Artesian, you would have to listen for at least 8 to 10 hours nonstop to even begin to hear the majority of the over 180+ songs I have up there, not sure why you call mine a short playlist. I notice I can be playing it all day long and often not heat any of some of my favorites (I actually considered narrowing the online playlist down to 40 orr 50 of the songs I like best and then rotating them every once in a while, but I haven't done that, instead I've done just the opposite and have combined several songs back-to-back into a single file (so Suno counts them as 1 song) because I exceeded the maximum of 200 songs it permits in the auto-dj playlist of Zeno's free plan. Also, I've made DJ intros or outros to almost every song that tells you who wrote it, the year originally published and any interesting backstory, and not all are short intros, several are 1 or 2 minutes long it's actually part of the mp3 (although I also have copies without DJ introductions, most all of those online include the history of the song
You may also want to assert your copyright on what you're (assuming that you have the rights - I think you said that if you have a subscription, you get the rights to whatever the AI generates). And also assuming that you want to.
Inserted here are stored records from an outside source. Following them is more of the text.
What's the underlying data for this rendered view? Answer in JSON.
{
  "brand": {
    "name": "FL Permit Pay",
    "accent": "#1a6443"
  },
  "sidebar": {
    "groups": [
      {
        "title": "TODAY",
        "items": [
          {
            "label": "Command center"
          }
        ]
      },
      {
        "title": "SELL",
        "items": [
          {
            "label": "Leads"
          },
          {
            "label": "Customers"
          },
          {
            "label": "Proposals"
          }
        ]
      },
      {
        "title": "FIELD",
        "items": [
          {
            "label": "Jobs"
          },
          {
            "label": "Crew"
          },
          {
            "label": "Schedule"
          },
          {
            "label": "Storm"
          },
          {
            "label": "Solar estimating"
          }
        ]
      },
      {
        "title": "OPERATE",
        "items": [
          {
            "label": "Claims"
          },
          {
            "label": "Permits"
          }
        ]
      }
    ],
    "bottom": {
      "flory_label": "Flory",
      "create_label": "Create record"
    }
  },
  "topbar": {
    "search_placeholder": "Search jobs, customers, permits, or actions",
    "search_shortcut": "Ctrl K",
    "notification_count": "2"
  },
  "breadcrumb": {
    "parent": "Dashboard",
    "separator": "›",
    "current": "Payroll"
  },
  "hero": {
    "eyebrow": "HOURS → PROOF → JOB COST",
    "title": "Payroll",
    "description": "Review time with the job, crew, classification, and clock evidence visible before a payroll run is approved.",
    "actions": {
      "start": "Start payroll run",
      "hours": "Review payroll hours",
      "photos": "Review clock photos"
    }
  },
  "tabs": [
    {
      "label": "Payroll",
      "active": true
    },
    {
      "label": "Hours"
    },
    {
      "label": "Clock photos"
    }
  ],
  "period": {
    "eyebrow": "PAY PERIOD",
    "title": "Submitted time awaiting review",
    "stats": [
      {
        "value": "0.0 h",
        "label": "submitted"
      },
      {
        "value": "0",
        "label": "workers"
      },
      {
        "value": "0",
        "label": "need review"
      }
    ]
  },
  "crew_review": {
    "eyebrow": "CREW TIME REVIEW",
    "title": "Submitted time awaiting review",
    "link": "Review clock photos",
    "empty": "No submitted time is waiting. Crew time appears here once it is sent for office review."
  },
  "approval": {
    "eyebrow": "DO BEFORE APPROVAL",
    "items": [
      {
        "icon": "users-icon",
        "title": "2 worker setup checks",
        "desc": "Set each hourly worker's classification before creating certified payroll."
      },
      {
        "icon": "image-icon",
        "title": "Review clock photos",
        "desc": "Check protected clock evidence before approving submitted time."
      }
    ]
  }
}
Yeah, I've been on a pro-plan for awhile now, originally it was the $10 a month pro plan, but I upgraded to the $30 a month plan because I found I kept running out of credits right when I was in the middle of something. The $30 plan is more than I usually use (although I did run out one time 3 days before it renewed, but usually it's more than enough for me).
So yes, I the pro plan does give me exclusive rights through Suno. But as for copyrighting that's a different story.. What would I copyright? It's not my lyrics, and it doesn't appear I could copyright the compositions if I wanted to. I could however create an album and copyrite it's as a whole.. there are restrictions to copywriting ai creations but it can be done, but it's tricky and the rules to do so are still in a state of flux, the copyright powers that be are still trying to figure out how to deal with AI music.
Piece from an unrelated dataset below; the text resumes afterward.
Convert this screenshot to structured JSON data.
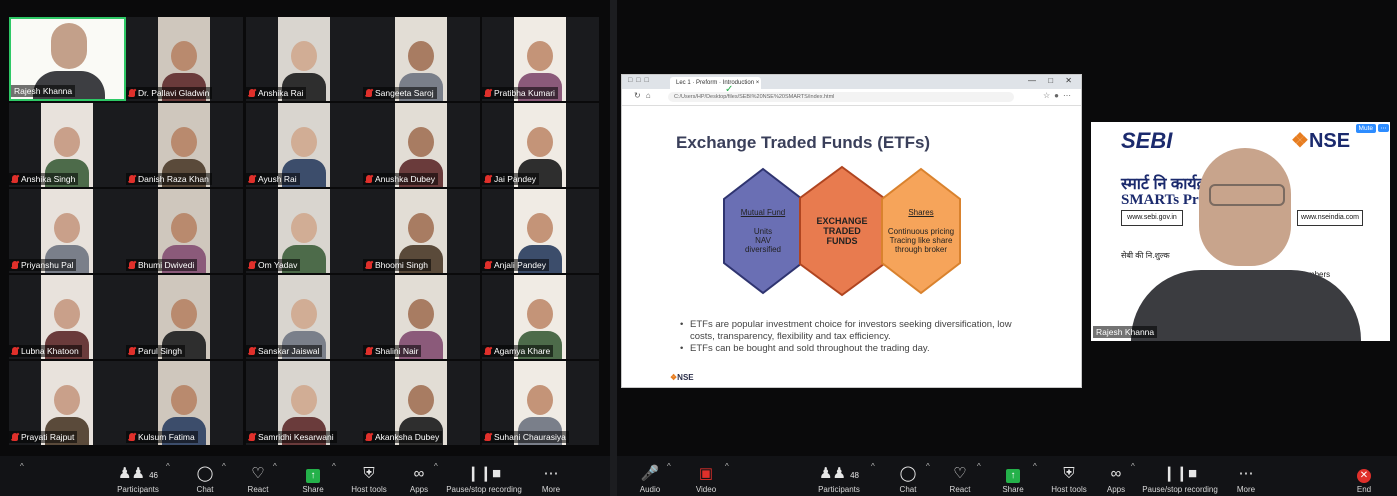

I just set the playlist on repeat or shuffle after shuffling the playlist at first(Salamandra) and it goes through in order but shuffles when it repeats. The time on the playlist says 114 hours rounded off, close to 5 days figuring 24 hours a day. Most won't listen for 24 hours a day, or even every day. If playlist gets too big a listener hears a song and wants to hear it again and may never. Has to be a balance with having a large playlist and too big.
This post was modified 2 months ago 2 times by Mark
Yeah, I think back to the broadcasting on the pier and pavilion days, back when Napster was still around. I had no less than 3,000 or 4,000 song playlist on it, possibly more, while the same songs simultaneously played on the amplified speakers (directly) and it was always LOUD, a lot of drinking and dancing used to go on up there regularly - Anyway, yeah, I had it on random in Zara, and agree I noticed repeats all the time even with such a large playlist.
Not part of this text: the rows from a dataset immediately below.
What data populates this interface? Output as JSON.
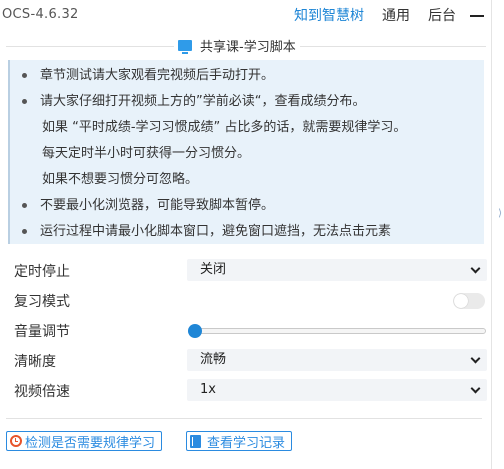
{
  "header": {
    "version": "OCS-4.6.32",
    "nav": [
      {
        "label": "知到智慧树",
        "active": true
      },
      {
        "label": "通用",
        "active": false
      },
      {
        "label": "后台",
        "active": false
      }
    ]
  },
  "section": {
    "title": "共享课-学习脚本",
    "icon": "monitor-icon"
  },
  "notice": {
    "items": [
      "章节测试请大家观看完视频后手动打开。",
      "请大家仔细打开视频上方的”学前必读“，查看成绩分布。",
      "不要最小化浏览器，可能导致脚本暂停。",
      "运行过程中请最小化脚本窗口，避免窗口遮挡，无法点击元素"
    ],
    "sub_lines": [
      "如果 “平时成绩-学习习惯成绩” 占比多的话，就需要规律学习。",
      "每天定时半小时可获得一分习惯分。",
      "如果不想要习惯分可忽略。"
    ]
  },
  "settings": {
    "timer_stop": {
      "label": "定时停止",
      "value": "关闭"
    },
    "review_mode": {
      "label": "复习模式",
      "enabled": false
    },
    "volume": {
      "label": "音量调节",
      "value": 0
    },
    "quality": {
      "label": "清晰度",
      "value": "流畅"
    },
    "speed": {
      "label": "视频倍速",
      "value": "1x"
    }
  },
  "actions": {
    "check_label": "检测是否需要规律学习",
    "records_label": "查看学习记录"
  },
  "colors": {
    "accent": "#1f86d6",
    "notice_bg": "#e8f2fa",
    "clock_icon": "#e8542b"
  }
}
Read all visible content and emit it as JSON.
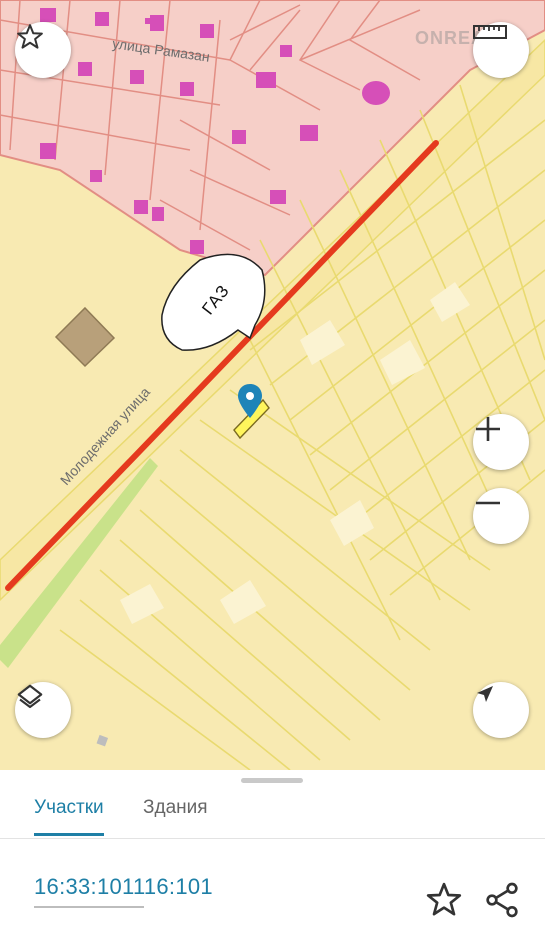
{
  "map": {
    "watermark": "ONREAL",
    "overlay_label": "ГАЗ",
    "streets": {
      "molodezhnaya": "Молодежная улица",
      "ramazan": "улица Рамазан"
    },
    "colors": {
      "land": "#f8eab2",
      "parcel_outline": "#e9da70",
      "residential_area": "#f6cfc8",
      "residential_outline": "#e28e84",
      "building": "#d64fb8",
      "highway": "#f7e7a4",
      "gas_line": "#e53a1e",
      "green_strip": "#c9e28a",
      "selected_parcel": "#fff55c",
      "pin": "#1e84b8"
    },
    "controls": {
      "favorite": "star-icon",
      "ruler": "ruler-icon",
      "zoom_in": "plus-icon",
      "zoom_out": "minus-icon",
      "layers": "layers-icon",
      "locate": "navigation-arrow-icon"
    }
  },
  "panel": {
    "tabs": [
      {
        "label": "Участки",
        "active": true
      },
      {
        "label": "Здания",
        "active": false
      }
    ],
    "cadastral_number": "16:33:101116:101",
    "actions": {
      "favorite": "star-outline-icon",
      "share": "share-icon"
    }
  }
}
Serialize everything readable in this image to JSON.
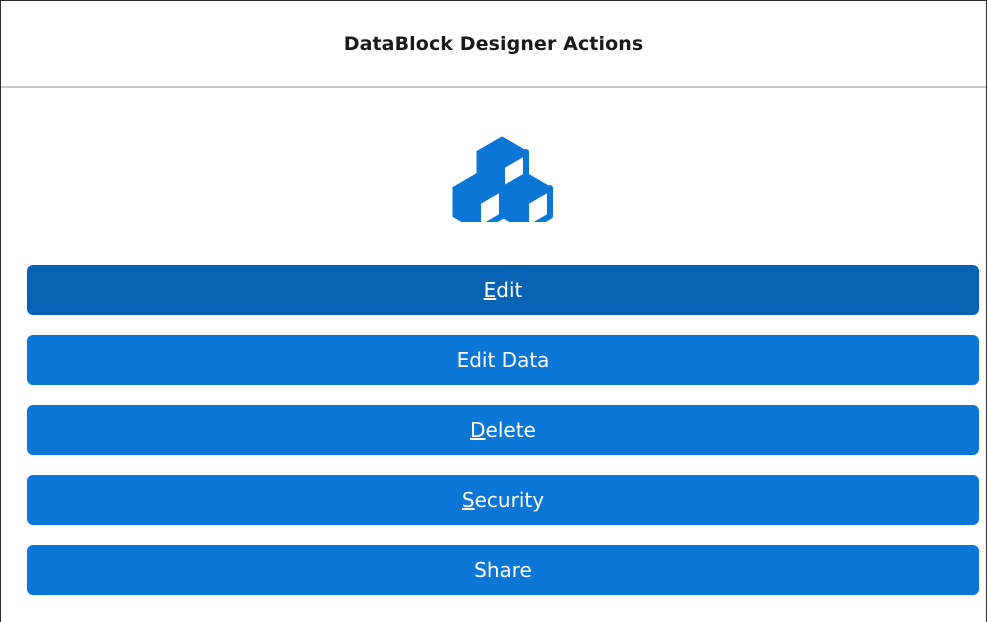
{
  "dialog": {
    "title": "DataBlock Designer Actions",
    "icon": "datablock-cubes-icon"
  },
  "actions": [
    {
      "id": "edit",
      "mnemonic": "E",
      "rest": "dit",
      "state": "active"
    },
    {
      "id": "edit-data",
      "mnemonic": "",
      "rest": "Edit Data",
      "state": "normal"
    },
    {
      "id": "delete",
      "mnemonic": "D",
      "rest": "elete",
      "state": "normal"
    },
    {
      "id": "security",
      "mnemonic": "S",
      "rest": "ecurity",
      "state": "normal"
    },
    {
      "id": "share",
      "mnemonic": "",
      "rest": "Share",
      "state": "normal"
    }
  ],
  "colors": {
    "button": "#0a76d6",
    "button_active": "#0764b4",
    "icon": "#0a76d6"
  }
}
So right, 200 songs is nothing, so I see your point, but is it incorrect to say most licenced stations still tend to air only the top 40 or top 100 or whatever? So in that respect 200 songs isn't so small a playlist.
200 songs is however a lot of songs to create from scratch using 100 year old sheet music lyrics! Even with Suno doing all the heavy lifting, I must have spent close to at least thousand hours putting these public domain songs together by now.. and still adding a song or two everyday.. at the least a few hours per song in most cases, so in that respect I consider 200 songs a big playlist!